Alice Scheitlin legte 1905 als erste Frau an der HHS die kaufmännische Diplomprüfung mit durchgehend guten Leistungen ab. Bis 1913 war sie in St.Gallen als Sprachlehrerin für Französisch und Englisch tätig, bevor sie nach Bern umzog. 1930 siedelte sie nach Newark N.Y. in den USA, wo sie wieder als Sprachlehrerin tätig war. Ab 1940 wirkte Alice Scheitlin gemäss Bürgerbuch der Ortsbürgergemeinde als Versicherungsangestellte in Orange N.Y. Sie starb 1974 in St.Petersburg in Florida. Sie war nicht verheiratet und hatte keine Kinder. Damit ist sie eine typische Figur für eine frühe Akademikerin, da die Ausübung des akademischen Berufs für Frauen im 20. Jahrhundert oftmals den Verzicht auf eine Familie bedeutete. Die gesellschaftliche Ungleichbehandlung blieb also lange bestehen.

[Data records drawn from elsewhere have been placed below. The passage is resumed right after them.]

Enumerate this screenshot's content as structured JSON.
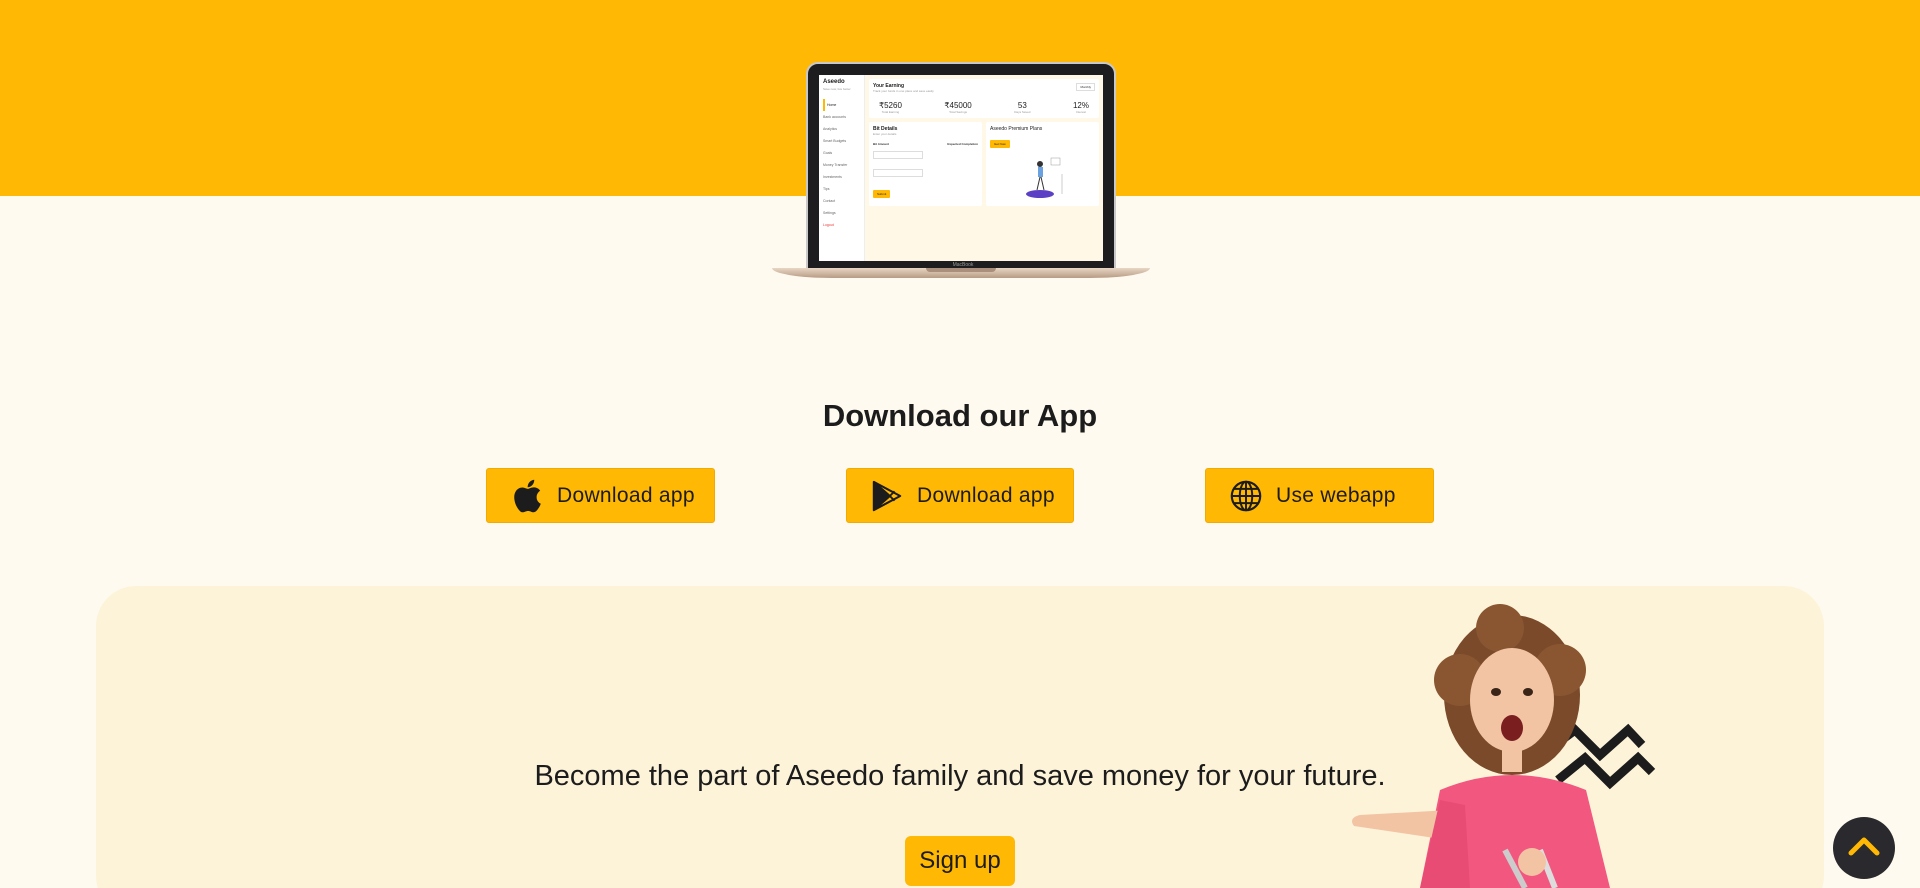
{
  "colors": {
    "accent": "#ffb804",
    "background": "#fffaef",
    "card": "#fdf3d8",
    "dark": "#2a2a2e"
  },
  "laptop_screen": {
    "brand": "Aseedo",
    "tagline": "Save now, live better",
    "device_label": "MacBook",
    "sidebar": [
      "Home",
      "Bank accounts",
      "Analytics",
      "Smart Budgets",
      "Goals",
      "Money Transfer",
      "Investments",
      "Tips",
      "Contact",
      "Settings"
    ],
    "sidebar_logout": "Logout",
    "header_title": "Your Earning",
    "header_sub": "Track your funds in one place and save easily",
    "header_button": "Monthly",
    "stats": [
      {
        "value": "₹5260",
        "label": "Total Earning"
      },
      {
        "value": "₹45000",
        "label": "Total Savings"
      },
      {
        "value": "53",
        "label": "Days Saved"
      },
      {
        "value": "12%",
        "label": "Interest"
      }
    ],
    "form_title": "Bit Details",
    "form_sub": "Enter your details",
    "form_field1": "Bit Amount",
    "form_field2": "Expected Completion",
    "form_button": "Submit",
    "promo_title": "Aseedo Premium Plans",
    "promo_button": "Get Now"
  },
  "download": {
    "title": "Download our App",
    "ios_label": "Download app",
    "play_label": "Download app",
    "web_label": "Use webapp"
  },
  "signup": {
    "text": "Become the part of Aseedo family and save money for your future.",
    "button": "Sign up"
  },
  "icons": {
    "ios": "apple-icon",
    "play": "play-store-icon",
    "web": "globe-icon",
    "back": "chevron-up-icon"
  }
}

Für mehr Chancen und gegen die Ausnützung von Frauen am Arbeitsplatz und «Hungerlöhne» in der Heimarbeit wandte sich Hermine Kessler, Vorsteherin der Frauenarbeitsschule, 1915 in ihrer Schrift «Frauen und Töchter im sanktgallischen Erwerbsleben». Es sollte eine Inspektorin oder einen Inspektor geben, um die Interessen der Fabrikarbeiterinnen wahrzunehmen, um «die niederdrückende Gewaltherrschaft höherer Angestellter» zu beenden. Angesichts des Niedergangs der Stickereiindustrie forderte sie zur weiteren Bereitstellung von Arbeitsstellen für Frauen unter anderem den Ausbau der Schürzenindustrie, die Schaffung einer Heimarbeits-Zentrale, welche auch für die Ausbildung der Mädchen und für die Verbindung zu den Firmen zu sorgen hätte. Weil kein Lehrlingsgesetz vorhanden sei, seien Berufsexpertinnen einzusetzen, um die Lehrlinge besser zu betreuen und eine Abschlussprüfung vorzunehmen. In grösseren Orten seien auch gewerbliche Fortbildungsschulen zu schaffen, um die theoretischen und praktischen Kenntnisse zu verbessern. Schliesslich forderte Hermine Kessler die Errichtung von Berufsberatungsstellen für Töchter, um sie in den richtigen Berufsweg zu begleiten. Zum Teil verflossen noch viele Jahre, bis Hermine Kesslers Wünsche in Erfüllung gingen.
Es war auch ein Anliegen von Hermine Kessler, die Bedeutung der beruflichen Tätigkeit des weiblichen Geschlechts aufzuzeigen, wie aus ihrer Schrift hervorgeht. Sie wandte sich gegen den Aufruf «Die Frau gehört ins Haus!» Sanktgallische Frauenhände würden in der Industrie unerlässlich bleiben. Oft sei die Arbeit der Frau auch unerlässlich aus Sorge um die Existenz. Hermine Kessler ging noch weiter und forderte - für die damalige Zeit sehr mutig -, dass jede Tochter einen Beruf erlerne, hauswirtschaftliche Tüchtigkeit genüge in der Zukunft nicht.